As announced in class today, our first midterm is this Wednesday from 7:30-8:20 in UC McConomy. There will be no class on Wednesday. I will hold a review session tonight from 6:30-8:00 in PH 100.
I've added "Systems of Differential Equations (Section 7.1)" to the list of topics covered. That is what I've been telling people all along, but I inadvertently left it off the list. I also added 7.1.23 to the practice problems from the text.
You asked "Why do we need a rectangle for the second theorem?" The short answer is: "because nonlinear equations are not as nice as linear equations." But let me turn the question around: Why doesn't the first theorem require a rectangle?
If we start with the equation y' + p(t)*y = g(t), we rearrange things to get y' = g(t)-p(t)*y.

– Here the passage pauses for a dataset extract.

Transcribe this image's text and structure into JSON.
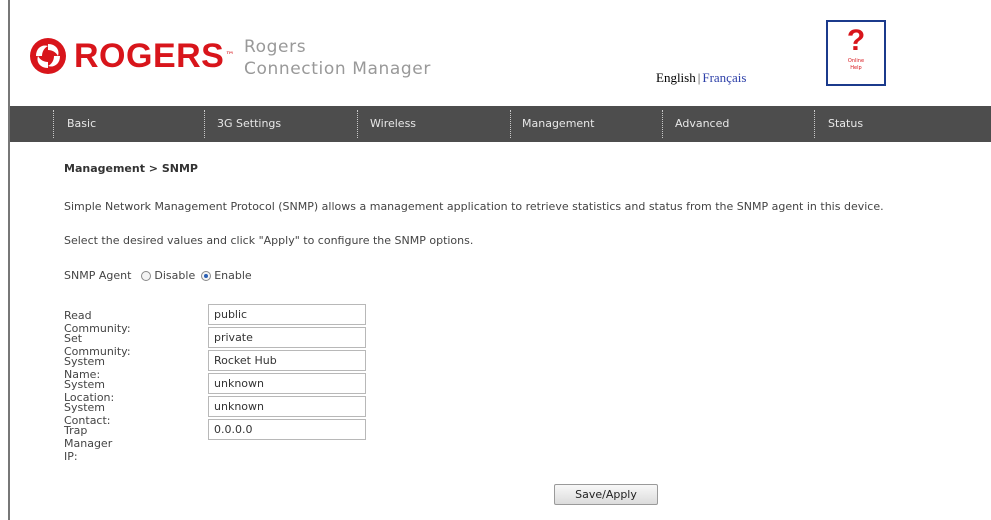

We can apply the second theorem to this equation with f(t,y) = g(t)-p(t)*y.
If p and g are continuous on the interval (a,b), then f is continuous on the rectangle (a,b)x(-infty,+infty).
The partial derivative of f with respect to y is df/dy=-p(t). Since p is continuous on the interval (a,b), when we think of df/dy as a function of t and y, it is continuous on the rectangle (a,b)x(-infty,+infty).
So for linear equations, we can always choose a rectangle that is infinitely tall. There is one other issue, though. The theorem for linear equations says the domain of the solution is all of (a,b). An implication of this is that the solution cannot have a vertical asymptote before t=b. Why is this?
Well, a complete explanation is beyond the scope of this course, but it is basically because the growth of the slope y' only depends linearly on y, it can't grow quickly enough to get to +infty unless p(t) or g(t) has a discontinuity.
Here's a related problem: Consider the differential equation y'=y^p, where p is a constant greater than zero. This is a separable equation, and if you solve it, you will find that if p<=1, then the the solution is defined for all values of t, but if p>1, then the solutions have a vertical asymptote.